Kemdikbud dan Dinas Pendidikan di berbagai daerah sebaiknya jangan "bereksperimen" dalam menerapkan seleksi penerimaan peserta didik baru di tingkat SMP dan SMA. Peraturan Mendikbud yang mengatur pelaksanaan penerimaan peserta didik baru ini belum lama ditandatangani, yakni pada 10 Desember 2019. Kemdikbud dan Dinas-dinas Pendidikan di seluruh Indonesia, termasuk DKI Jakarta, langsung menerapkannya sebelum tahun ajaran berikutnya tanpa melakukan komunikasi terlebih dahulu ke publik, melakukan familiarisasi atau mensosialisasikannya.
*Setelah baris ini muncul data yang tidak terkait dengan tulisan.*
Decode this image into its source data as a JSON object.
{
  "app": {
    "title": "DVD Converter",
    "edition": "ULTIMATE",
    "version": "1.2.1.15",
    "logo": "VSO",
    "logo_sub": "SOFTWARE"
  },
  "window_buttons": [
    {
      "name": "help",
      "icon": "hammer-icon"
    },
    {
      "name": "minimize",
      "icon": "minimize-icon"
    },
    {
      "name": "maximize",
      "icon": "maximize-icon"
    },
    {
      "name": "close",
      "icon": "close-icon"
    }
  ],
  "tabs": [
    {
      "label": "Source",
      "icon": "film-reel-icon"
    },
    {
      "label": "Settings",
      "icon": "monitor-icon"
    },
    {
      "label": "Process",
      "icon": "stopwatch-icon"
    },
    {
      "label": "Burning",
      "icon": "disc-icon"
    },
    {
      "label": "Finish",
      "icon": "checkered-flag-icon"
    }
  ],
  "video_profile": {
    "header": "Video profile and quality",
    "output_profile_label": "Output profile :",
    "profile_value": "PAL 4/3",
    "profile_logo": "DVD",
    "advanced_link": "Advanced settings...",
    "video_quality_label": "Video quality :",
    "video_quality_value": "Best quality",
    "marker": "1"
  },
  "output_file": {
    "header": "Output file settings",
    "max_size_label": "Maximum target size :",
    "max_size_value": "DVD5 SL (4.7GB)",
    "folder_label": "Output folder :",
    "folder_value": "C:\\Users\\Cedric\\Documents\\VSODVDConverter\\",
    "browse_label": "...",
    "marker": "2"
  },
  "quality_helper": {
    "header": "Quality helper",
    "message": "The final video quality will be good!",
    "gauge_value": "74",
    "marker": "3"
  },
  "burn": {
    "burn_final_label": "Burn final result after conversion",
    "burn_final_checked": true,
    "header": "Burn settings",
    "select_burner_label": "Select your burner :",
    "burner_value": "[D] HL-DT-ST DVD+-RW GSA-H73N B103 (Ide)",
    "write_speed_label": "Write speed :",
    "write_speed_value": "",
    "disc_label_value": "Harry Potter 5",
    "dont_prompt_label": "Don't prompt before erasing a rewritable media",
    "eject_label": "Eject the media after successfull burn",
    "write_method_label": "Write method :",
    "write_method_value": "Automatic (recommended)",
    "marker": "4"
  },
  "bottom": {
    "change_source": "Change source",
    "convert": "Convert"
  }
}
Penulis memahami semangat Peraturan Mendikbud  tersebut, yakni untuk menghilangkan favoritisme sekolah-sekolah tertentu dan di masa depan, diharapkan tidak akan ada pembedaan sekolah negeri favorit, sekolah negeri biasa, dan sekolah negeri yang tidak bagus. Namun imbas dari implementasi peraturan ini sesungguhnya sangat besar.

Imbas yang mungkin luput dari perkiraan Menteri Nadiem adalah imbas psikologis implementasi peraturannya tersebut bagi anak-anak kita tersebut. Calon peserta didik berusia 14 tahun yang pernah tidak naik kelas semasa SD dan belajarnya akan dapat dengan mudah diterima di sekolah negeri mana pun dengan "keunggulan usianya". Sementara yang berprestasi yang rata-rata usianya di atas 12 tahun beberapa bulan mengalami kesulitan diterima di sekolah negeri karena banyak temannya yang berusia lebih tua. Hal tersebut akan mempengaruhi kejiwaan siswa-siswi berusia lebih muda di kelas 5 SD dan kelas 8 SMP, terkait dengan pertanyaan perlunya mereka belajar giat dan berprestasi.

Imbas lainnya adalah pada masa depan lembaga-lembaga bimbingan belajar (bimbel) di tanah air, yang mengandalkan pemasukan usahanya dari kegiatan membimbing siswa-siswi untuk meningkatkan kemampuan mereka di sekolah. Pemasukan lembaga-lembaga bimbel akan berkurang, sehingga lembaga bimbel terpaksa akan mengurangi pegawainya untuk dapat bertahan, atau bangkrut.

Perlu diperhatikan, yang menjadi obyek di sini adalah anak-anak kita, harapan Indonesia dan generasi pemimpin bangsa masa depan. Mereka seyogyanya tidak dijadikan "kelinci percobaan" suatu kebijakan yang belum teruji. Diperlukan kearifan, pertimbangan, termasuk perhitungan dampak atau imbas dalam penerapan atau penanganan penerimaan peserta didik baru pada tahun-tahun yang akan datang.